Alanna was a “wild human” on Earth, someone who didn’t inhabit one of the fortified strongholds of the remaining humans but had managed to escape infection by the clayark virus. She’s an Afro-Asian woman whom the Missionary leader Jules and his wife adopted. She’s still an outcast: a person of color among the all-white Missionaries, a formerly feral woman among the city-bound settlers. And after her capture by the Tehkohn, she becomes another kind of outcast, as she becomes a member of their folk and bears the child of their leader, Diut.
I think what Butler was saying when she dismissed this as a Star Trek novel is a combination of the setting and the overly simplified conflicts over race that she set up. It’s very Star Trek in that the Missionaries were able to locate a planet that was so perfect for them, that had air they could breathe, plants and animals they could eat, and a species that’s so humanoid that the two groups are able to interbreed. The odds of that happening seem pretty slim. And the racial/species conflict that runs through the book is pretty simplistic: given what we learn about the Missionaries and the Kohn—especially the Tehkohn—who, indeed, are the real savages?
Butler spends a lot of time talking about the structure of Kohn society, and in that way it falls into the Fledgling trap of too much world-building getting in the way of the story. The colors of the Kohn are almost a system of racial purity or caste. Yellow is weak, darker colors are valued, and the bluest of blues, like Diut, are in charge. The Garkohn, having killed off the “Hao” (the king-race of darkest blues) among them, are adrift, a tribe of scheming, savage drug addicts led by a thug. The Tehkohn, who maintained the caste system, are a wise, loving culture where everyone, even those of lowly yellow fur, is valued and plays an important part in society. This seems… weird, especially coming from Butler, and especially given her equal attention to the prejudice of the white Missionaries against both the brown-skinned Alanna and the furry natives.
The most interesting theme of the novel is that of the chameleon. The Kohn’s fur changes color according to their emotions—white for amusement, yellow for anger—and also gives them the ability to blend into their surroundings so well that humans can’t see them. In a way, they wear their hearts on their sleeves. More skilled or higher status Kohn can control the emotional color changes, but for the most part they seem incapable of hiding their true feelings. The humans, too, are depicted as in a constant struggle to hide their feelings, especially their racist ones. Much is made of the difficulty the white Missionaries had in accepting the BIPOC Alanna, beyond even her status as a former wild person.
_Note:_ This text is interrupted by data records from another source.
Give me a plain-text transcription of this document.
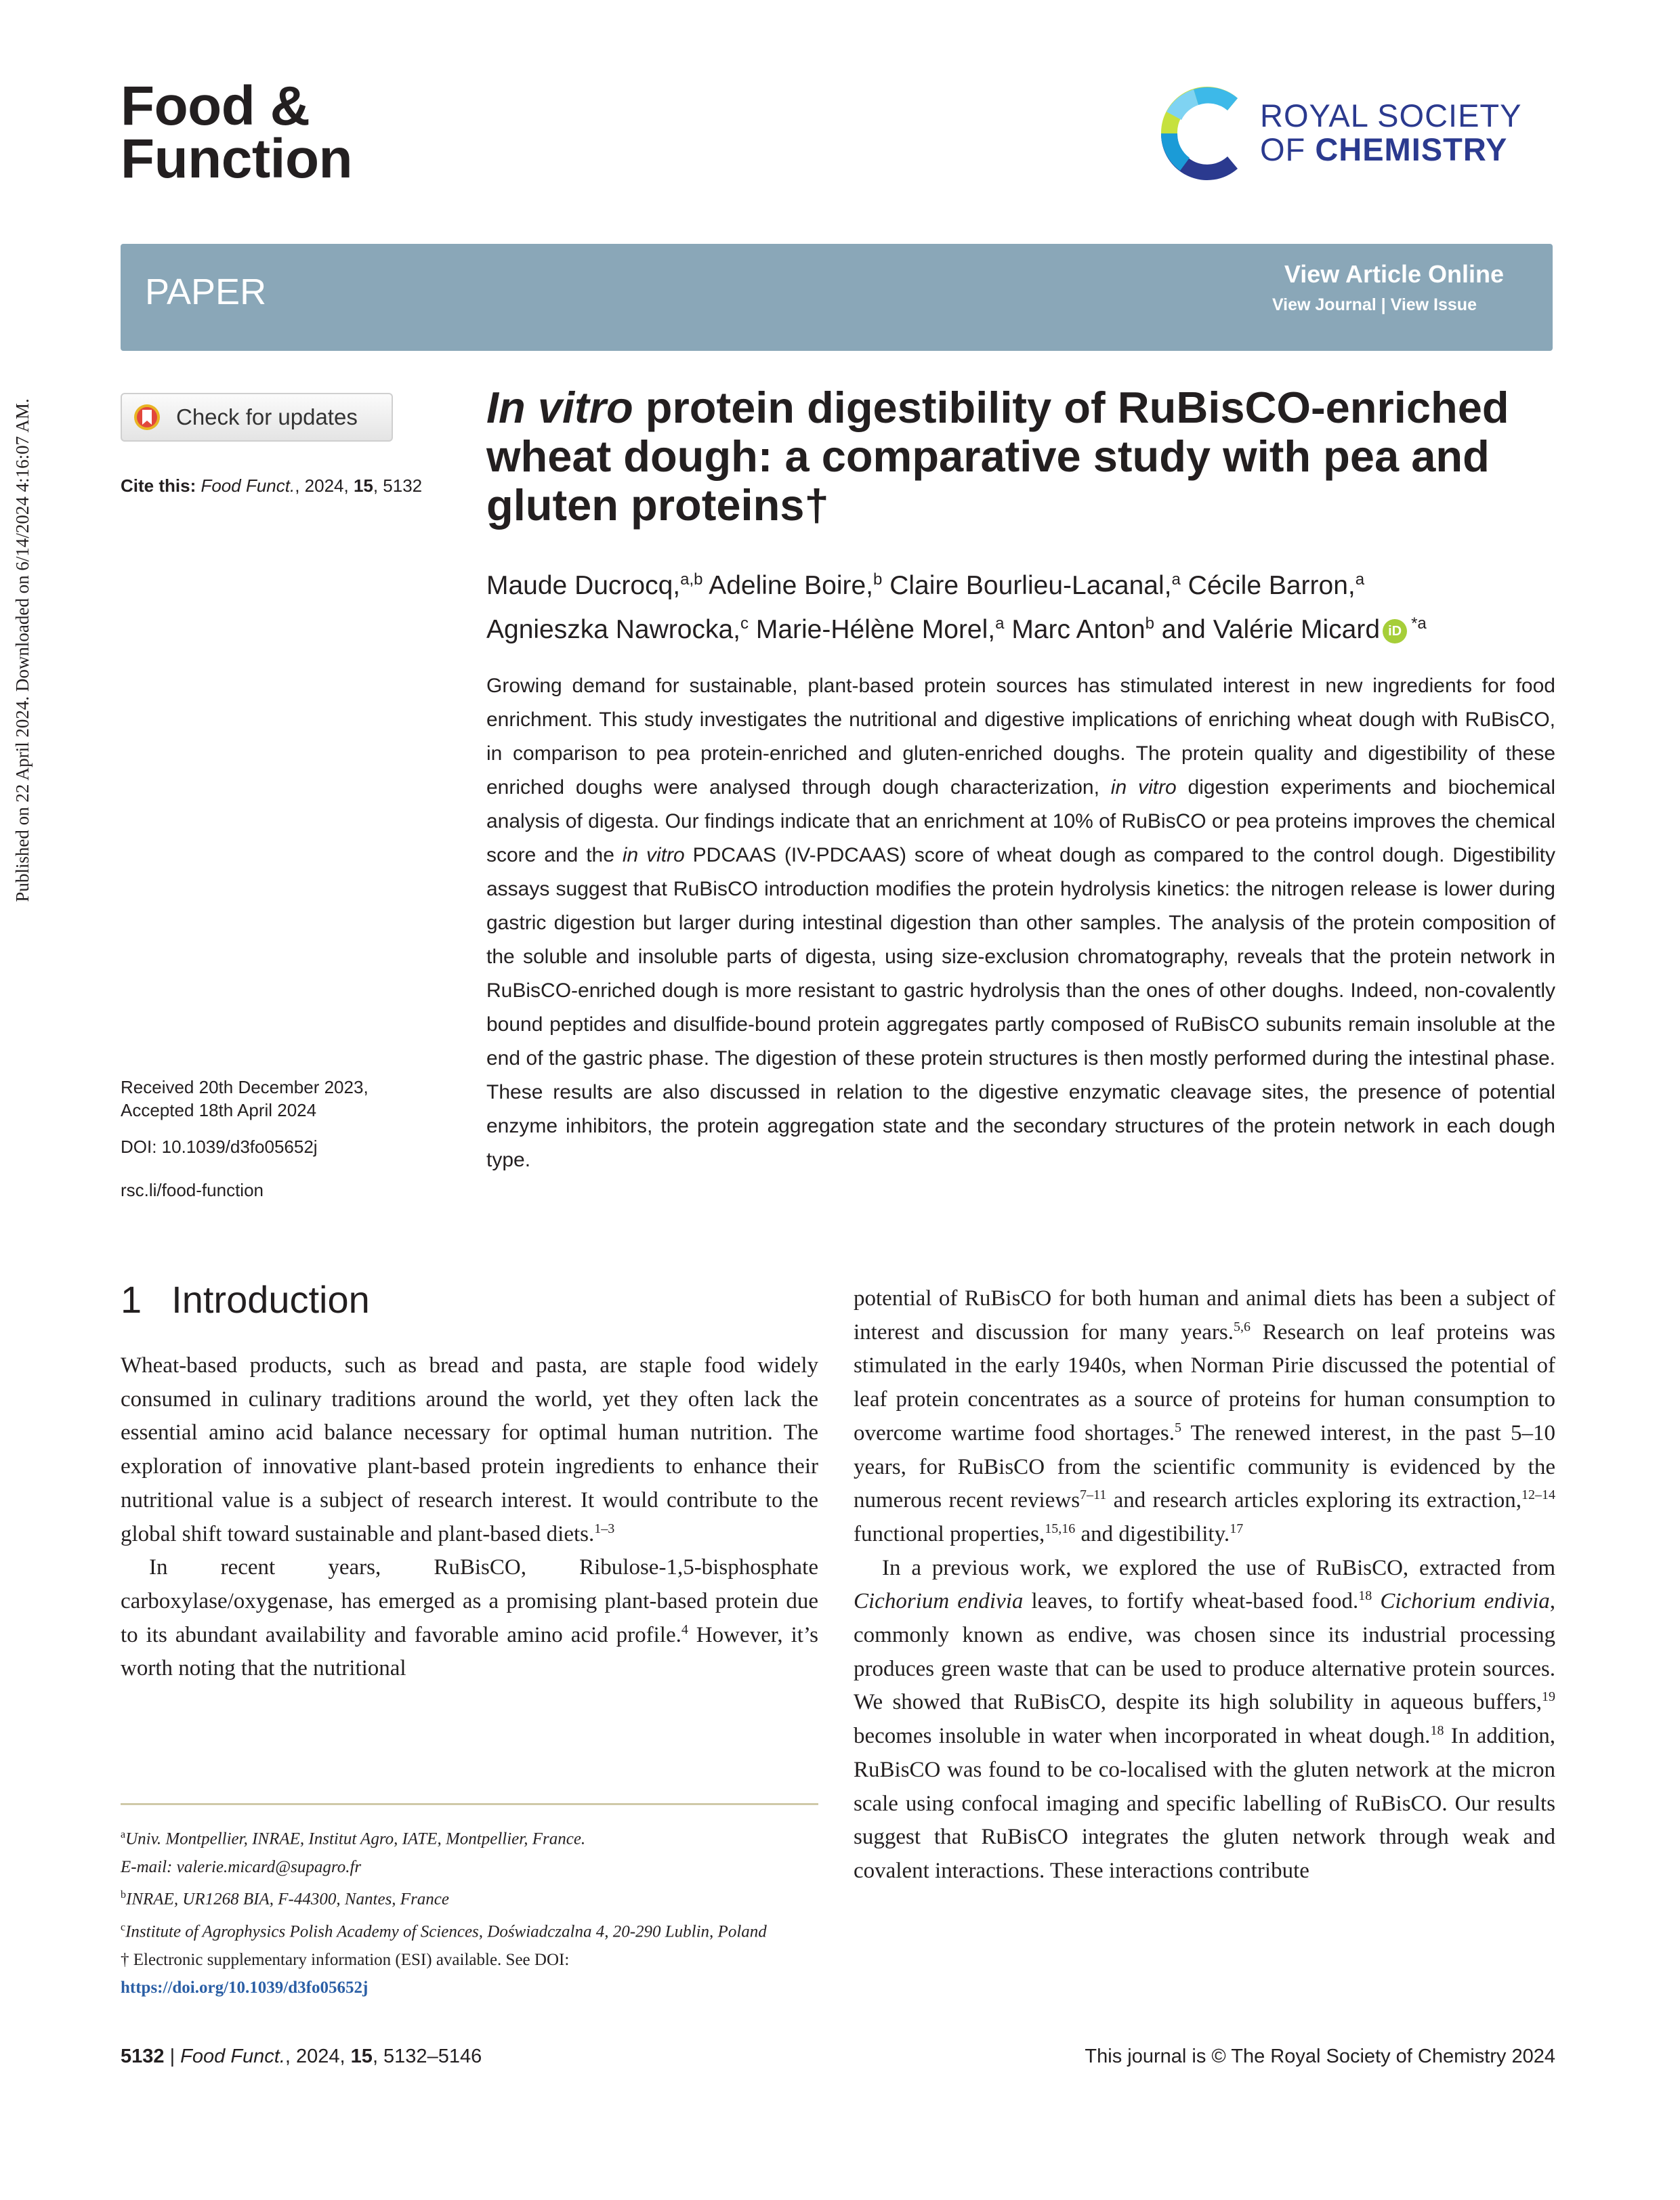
Food &
Function
ROYAL SOCIETY
OF CHEMISTRY
PAPER	View Article Online
View Journal | View Issue
Check for updates
Cite this: Food Funct., 2024, 15, 5132
Published on 22 April 2024. Downloaded on 6/14/2024 4:16:07 AM.	In vitro protein digestibility of RuBisCO-enriched wheat dough: a comparative study with pea and gluten proteins†
Maude Ducrocq,$^{a,b}$ Adeline Boire,$^b$ Claire Bourlieu-Lacanal,$^a$ Cécile Barron,$^a$
Agnieszka Nawrocka,$^c$ Marie-Hélène Morel,$^a$ Marc Anton$^b$ and Valérie Micard iD $^{*a}$
Growing demand for sustainable, plant-based protein sources has stimulated interest in new ingredients for food enrichment. This study investigates the nutritional and digestive implications of enriching wheat dough with RuBisCO, in comparison to pea protein-enriched and gluten-enriched doughs. The protein quality and digestibility of these enriched doughs were analysed through dough characterization, in vitro digestion experiments and biochemical analysis of digesta. Our findings indicate that an enrichment at 10% of RuBisCO or pea proteins improves the chemical score and the in vitro PDCAAS (IV-PDCAAS) score of wheat dough as compared to the control dough. Digestibility assays suggest that RuBisCO introduction modifies the protein hydrolysis kinetics: the nitrogen release is lower during gastric digestion but larger during intestinal digestion than other samples. The analysis of the protein composition of the soluble and insoluble parts of digesta, using size-exclusion chromatography, reveals that the protein network in RuBisCO-enriched dough is more resistant to gastric hydrolysis than the ones of other doughs. Indeed, non-covalently bound peptides and disulfide-bound protein aggregates partly composed of RuBisCO subunits remain insoluble at the end of the gastric phase. The digestion of these protein structures is then mostly performed during the intestinal phase. These results are also discussed in relation to the digestive enzymatic cleavage sites, the presence of potential enzyme inhibitors, the protein aggregation state and the secondary structures of the protein network in each dough type.
Received 20th December 2023,
Accepted 18th April 2024
DOI: 10.1039/d3fo05652j
rsc.li/food-function
1 Introduction

Wheat-based products, such as bread and pasta, are staple food widely consumed in culinary traditions around the world, yet they often lack the essential amino acid balance necessary for optimal human nutrition. The exploration of innovative plant-based protein ingredients to enhance their nutritional value is a subject of research interest. It would contribute to the global shift toward sustainable and plant-based diets.$^{1-3}$

In recent years, RuBisCO, Ribulose-1,5-bisphosphate carboxylase/oxygenase, has emerged as a promising plant-based protein due to its abundant availability and favorable amino acid profile.$^4$ However, it’s worth noting that the nutritional

potential of RuBisCO for both human and animal diets has been a subject of interest and discussion for many years.$^{5,6}$ Research on leaf proteins was stimulated in the early 1940s, when Norman Pirie discussed the potential of leaf protein concentrates as a source of proteins for human consumption to overcome wartime food shortages.$^5$ The renewed interest, in the past 5–10 years, for RuBisCO from the scientific community is evidenced by the numerous recent reviews$^{7-11}$ and research articles exploring its extraction,$^{12-14}$ functional properties,$^{15,16}$ and digestibility.$^{17}$

In a previous work, we explored the use of RuBisCO, extracted from Cichorium endivia leaves, to fortify wheat-based food.$^{18}$ Cichorium endivia, commonly known as endive, was chosen since its industrial processing produces green waste that can be used to produce alternative protein sources. We showed that RuBisCO, despite its high solubility in aqueous buffers,$^{19}$ becomes insoluble in water when incorporated in wheat dough.$^{18}$ In addition, RuBisCO was found to be co-localised with the gluten network at the micron scale using confocal imaging and specific labelling of RuBisCO. Our results suggest that RuBisCO integrates the gluten network through weak and covalent interactions. These interactions contribute

$^a$Univ. Montpellier, INRAE, Institut Agro, IATE, Montpellier, France.
E-mail: valerie.micard@supagro.fr
$^b$INRAE, UR1268 BIA, F-44300, Nantes, France
$^c$Institute of Agrophysics Polish Academy of Sciences, Doświadczalna 4, 20-290 Lublin, Poland
† Electronic supplementary information (ESI) available. See DOI: https://doi.org/10.1039/d3fo05652j
5132 | Food Funct., 2024, 15, 5132–5146	This journal is © The Royal Society of Chemistry 2024
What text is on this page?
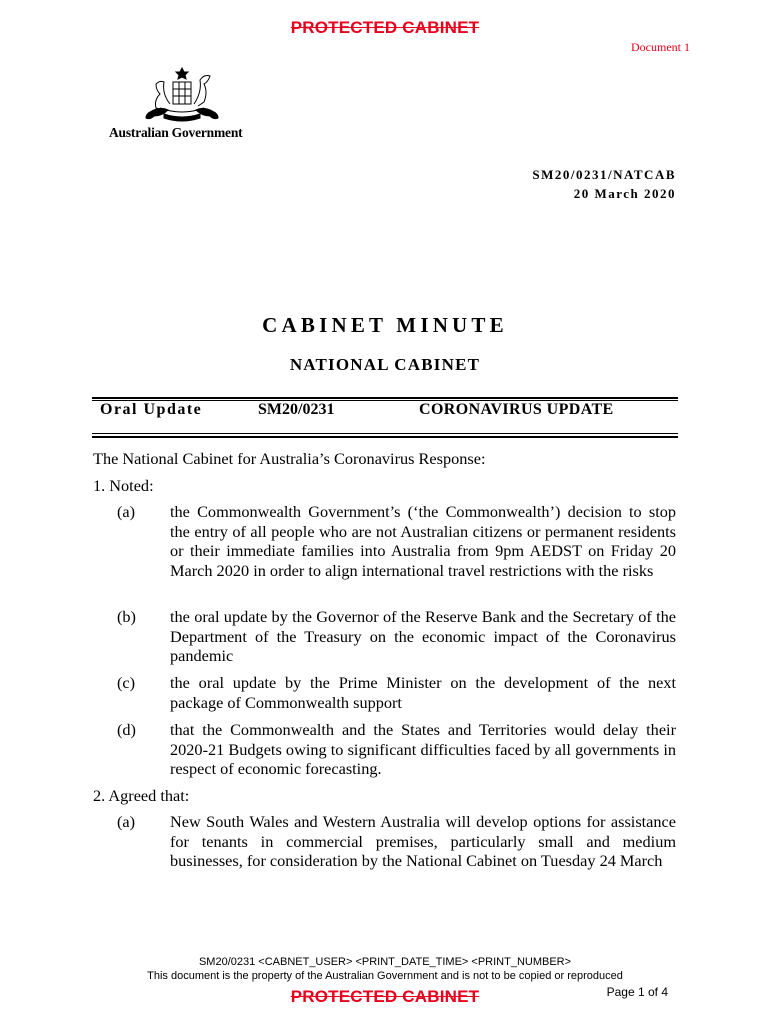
PROTECTED CABINET
Document 1
Australian Government
SM20/0231/NATCAB
20 March 2020
CABINET MINUTE
NATIONAL CABINET
Oral Update	SM20/0231	CORONAVIRUS UPDATE
The National Cabinet for Australia’s Coronavirus Response:
1. Noted:
(a) the Commonwealth Government’s (‘the Commonwealth’) decision to stop the entry of all people who are not Australian citizens or permanent residents or their immediate families into Australia from 9pm AEDST on Friday 20 March 2020 in order to align international travel restrictions with the risks
(b) the oral update by the Governor of the Reserve Bank and the Secretary of the Department of the Treasury on the economic impact of the Coronavirus pandemic
(c) the oral update by the Prime Minister on the development of the next package of Commonwealth support
(d) that the Commonwealth and the States and Territories would delay their 2020-21 Budgets owing to significant difficulties faced by all governments in respect of economic forecasting.
2. Agreed that:
(a) New South Wales and Western Australia will develop options for assistance for tenants in commercial premises, particularly small and medium businesses, for consideration by the National Cabinet on Tuesday 24 March
SM20/0231 <CABNET_USER> <PRINT_DATE_TIME> <PRINT_NUMBER>
This document is the property of the Australian Government and is not to be copied or reproduced
Page 1 of 4
PROTECTED CABINET
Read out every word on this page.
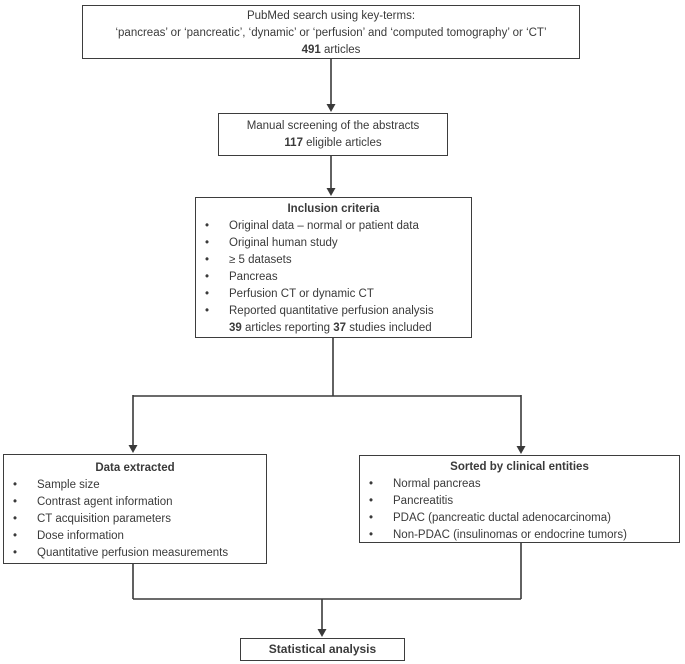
PubMed search using key-terms:
‘pancreas’ or ‘pancreatic’, ‘dynamic’ or ‘perfusion’ and ‘computed tomography’ or ‘CT’
491 articles
Manual screening of the abstracts
117 eligible articles
Inclusion criteria
•	Original data – normal or patient data
•	Original human study
•	≥ 5 datasets
•	Pancreas
•	Perfusion CT or dynamic CT
•	Reported quantitative perfusion analysis
39 articles reporting 37 studies included
Data extracted
•	Sample size
•	Contrast agent information
•	CT acquisition parameters
•	Dose information
•	Quantitative perfusion measurements
Sorted by clinical entities
•	Normal pancreas
•	Pancreatitis
•	PDAC (pancreatic ductal adenocarcinoma)
•	Non-PDAC (insulinomas or endocrine tumors)
Statistical analysis
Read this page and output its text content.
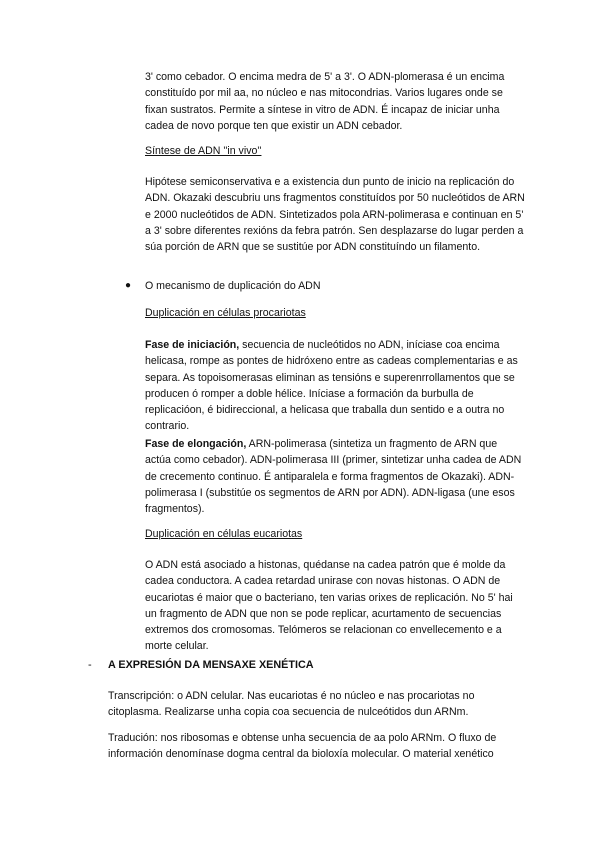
3' como cebador. O encima medra de 5' a 3'. O ADN-plomerasa é un encima constituído por mil aa, no núcleo e nas mitocondrias. Varios lugares onde se fixan sustratos. Permite a síntese in vitro de ADN. É incapaz de iniciar unha cadea de novo porque ten que existir un ADN cebador.

Síntese de ADN ''in vivo''

Hipótese semiconservativa e a existencia dun punto de inicio na replicación do ADN. Okazaki descubriu uns fragmentos constituídos por 50 nucleótidos de ARN e 2000 nucleótidos de ADN. Sintetizados pola ARN-polimerasa e continuan en 5' a 3' sobre diferentes rexións da febra patrón. Sen desplazarse do lugar perden a súa porción de ARN que se sustitúe por ADN constituíndo un filamento.

●	O mecanismo de duplicación do ADN

Duplicación en células procariotas

Fase de iniciación, secuencia de nucleótidos no ADN, iníciase coa encima helicasa, rompe as pontes de hidróxeno entre as cadeas complementarias e as separa. As topoisomerasas eliminan as tensións e superenrrollamentos que se producen ó romper a doble hélice. Iníciase a formación da burbulla de replicacióon, é bidireccional, a helicasa que traballa dun sentido e a outra no contrario.

Fase de elongación, ARN-polimerasa (sintetiza un fragmento de ARN que actúa como cebador). ADN-polimerasa III (primer, sintetizar unha cadea de ADN de crecemento continuo. É antiparalela e forma fragmentos de Okazaki). ADN-polimerasa I (substitúe os segmentos de ARN por ADN). ADN-ligasa (une esos fragmentos).

Duplicación en células eucariotas

O ADN está asociado a histonas, quédanse na cadea patrón que é molde da cadea conductora. A cadea retardad unirase con novas histonas. O ADN de eucariotas é maior que o bacteriano, ten varias orixes de replicación. No 5' hai un fragmento de ADN que non se pode replicar, acurtamento de secuencias extremos dos cromosomas. Telómeros se relacionan co envellecemento e a morte celular.

-	A EXPRESIÓN DA MENSAXE XENÉTICA

Transcripción: o ADN celular. Nas eucariotas é no núcleo e nas procariotas no citoplasma. Realizarse unha copia coa secuencia de nulceótidos dun ARNm.

Tradución: nos ribosomas e obtense unha secuencia de aa polo ARNm. O fluxo de información denomínase dogma central da bioloxía molecular. O material xenético
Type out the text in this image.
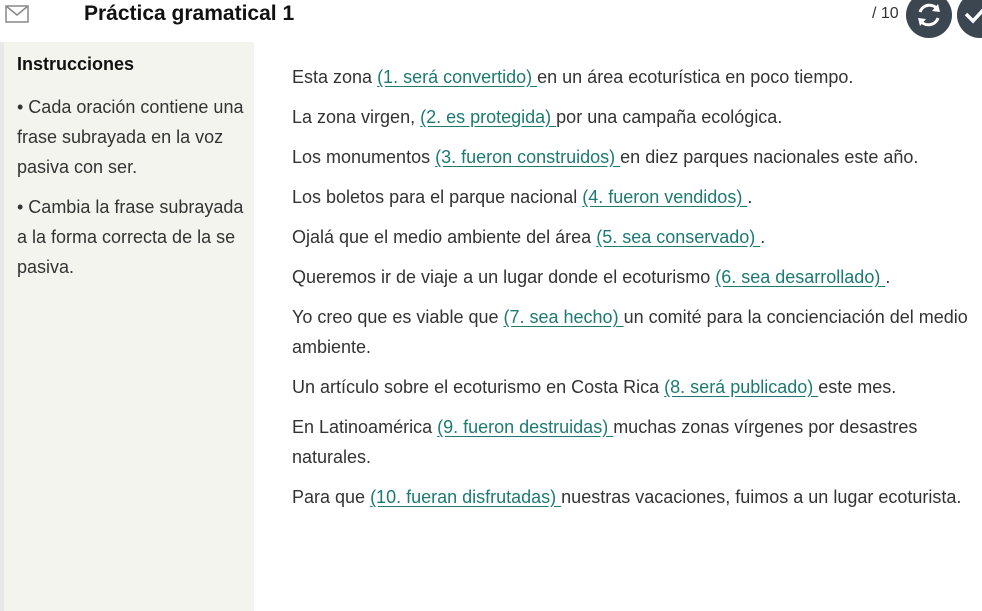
Práctica gramatical 1	/ 10
Instrucciones
• Cada oración contiene una frase subrayada en la voz pasiva con ser.
• Cambia la frase subrayada a la forma correcta de la se pasiva.
Esta zona (1. será convertido) en un área ecoturística en poco tiempo.
La zona virgen, (2. es protegida) por una campaña ecológica.
Los monumentos (3. fueron construidos) en diez parques nacionales este año.
Los boletos para el parque nacional (4. fueron vendidos) .
Ojalá que el medio ambiente del área (5. sea conservado) .
Queremos ir de viaje a un lugar donde el ecoturismo (6. sea desarrollado) .
Yo creo que es viable que (7. sea hecho) un comité para la concienciación del medio ambiente.
Un artículo sobre el ecoturismo en Costa Rica (8. será publicado) este mes.
En Latinoamérica (9. fueron destruidas) muchas zonas vírgenes por desastres naturales.
Para que (10. fueran disfrutadas) nuestras vacaciones, fuimos a un lugar ecoturista.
It seems clear that had she been white, she would have been accepted. And after she returns from her captivity with the Tehkhon, whom the humans view as subhuman animals, most of the Missionaries view her as doubly corrupt—indeed, she conceals the fact that she bore a child with Diut because that would be a bridge too far for any of them, including her adoptive parents.
This is a promising, flawed novel that’s not as bad as Butler believed. Perhaps if she had lived longer, had written more books, this book could be forgotten without it feeling like such a loss for the culture—that one-twelfth of the output of one of the most formidable minds in science fiction (or fiction, for that matter) is mostly unavailable until long after we’re dead. I do not endorse spending $200 for a chance to read it, but I do urge you to take advantage of one of the pinnacles of society, Interlibrary Loan, and order a copy to read.